1. IL REGNO DEI LONGOBARDI IN ITALIA E I LONGOBARDI NELLA STORIA D’ITALIA.

1.1 Dalla prima occupazione del suolo italico da parte dei longobardi, provenienti dalla Pannonia

ed entrati nella penisola sotto la guida del re Albonio, a partire dal 568/569, va sottolineato il

carattere disomogeneo: i guerrieri longobardi si diffusero nella nuova terra di conquista in modo

disordinato, organizzate in bande, ciascuna sottoposta al comando di un dux (duca), riportando

conquiste frammentarie.

Solo negli ultimi anni del 6° secolo, la presenza longobarda in Italia si fece più coerente,

soprattutto in seguito alle fortunate campagne belliche del re Agilulfo e Rotari. Che estesero la

superficie del regno fino a comprendere quasi tutte le regioni settentrionali e la Toscana, più i due

ducati di Spoleto e di Benevento. Tale configurazione dei domini longobardi rimase n buona

sostanza ferma fino alla spinta dal re Liutprando e poi dal successore Astolfo.
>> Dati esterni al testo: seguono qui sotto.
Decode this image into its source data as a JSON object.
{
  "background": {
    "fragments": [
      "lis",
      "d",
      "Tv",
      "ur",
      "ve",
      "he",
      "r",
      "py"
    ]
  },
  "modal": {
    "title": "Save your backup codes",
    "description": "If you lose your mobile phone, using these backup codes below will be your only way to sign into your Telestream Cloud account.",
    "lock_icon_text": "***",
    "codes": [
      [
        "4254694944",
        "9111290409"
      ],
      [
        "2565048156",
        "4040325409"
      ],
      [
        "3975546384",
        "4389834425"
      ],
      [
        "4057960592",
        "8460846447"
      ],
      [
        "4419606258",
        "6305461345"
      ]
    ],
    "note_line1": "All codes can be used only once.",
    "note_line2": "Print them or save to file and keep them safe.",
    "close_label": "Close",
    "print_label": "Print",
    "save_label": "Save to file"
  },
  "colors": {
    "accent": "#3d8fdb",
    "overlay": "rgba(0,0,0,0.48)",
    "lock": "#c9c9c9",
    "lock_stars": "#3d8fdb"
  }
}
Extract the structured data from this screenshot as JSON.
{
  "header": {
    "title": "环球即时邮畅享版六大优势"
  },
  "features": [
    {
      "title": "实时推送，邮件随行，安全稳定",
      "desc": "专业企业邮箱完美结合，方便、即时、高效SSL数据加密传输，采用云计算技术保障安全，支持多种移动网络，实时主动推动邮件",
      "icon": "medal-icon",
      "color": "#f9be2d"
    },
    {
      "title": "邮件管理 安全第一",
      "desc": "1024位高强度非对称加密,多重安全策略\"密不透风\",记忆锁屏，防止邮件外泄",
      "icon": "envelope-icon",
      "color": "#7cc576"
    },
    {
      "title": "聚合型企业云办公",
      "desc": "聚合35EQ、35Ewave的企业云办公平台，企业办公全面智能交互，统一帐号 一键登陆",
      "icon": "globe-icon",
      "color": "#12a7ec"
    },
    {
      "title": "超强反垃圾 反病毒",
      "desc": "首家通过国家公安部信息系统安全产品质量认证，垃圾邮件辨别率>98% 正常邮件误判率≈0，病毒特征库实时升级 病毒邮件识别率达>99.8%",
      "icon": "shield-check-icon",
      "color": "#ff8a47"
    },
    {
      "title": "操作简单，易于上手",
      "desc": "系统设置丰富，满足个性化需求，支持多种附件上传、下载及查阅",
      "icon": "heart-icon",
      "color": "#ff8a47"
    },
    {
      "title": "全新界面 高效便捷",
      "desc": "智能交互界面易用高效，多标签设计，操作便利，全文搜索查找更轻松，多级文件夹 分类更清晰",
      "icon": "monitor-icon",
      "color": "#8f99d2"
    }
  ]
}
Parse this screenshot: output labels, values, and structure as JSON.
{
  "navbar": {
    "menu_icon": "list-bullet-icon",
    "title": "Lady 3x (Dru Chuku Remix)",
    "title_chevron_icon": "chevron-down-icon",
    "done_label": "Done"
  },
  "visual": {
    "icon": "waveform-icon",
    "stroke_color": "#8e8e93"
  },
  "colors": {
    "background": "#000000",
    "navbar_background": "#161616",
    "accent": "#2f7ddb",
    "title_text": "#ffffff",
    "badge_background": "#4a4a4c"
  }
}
La gens Langobardum aggredì la penisola al di fuori di qualsiasi forma d’accordo con l’impero, allo

scopo di razziarne le ricchezze e di stanziarvisi, applicando pertanto il diritto di conquista e

procedendo con le uccisioni di membri dei ceti dirigenti romani.

I longobardi erano una delle tribù meno romanizzate e la loro cultura era radicata nei valori della

tradizione tribale pagana, che per tutti i barbari significava un segno di identità non-romana.

Nella gens Langobardum si erano aggiunti elementi desunti dai costumi delle stirpi dei cavalieri

nomadi delle steppe asiatiche, come l’uso di combattere a cavallo o la pratica di culti sciamanici.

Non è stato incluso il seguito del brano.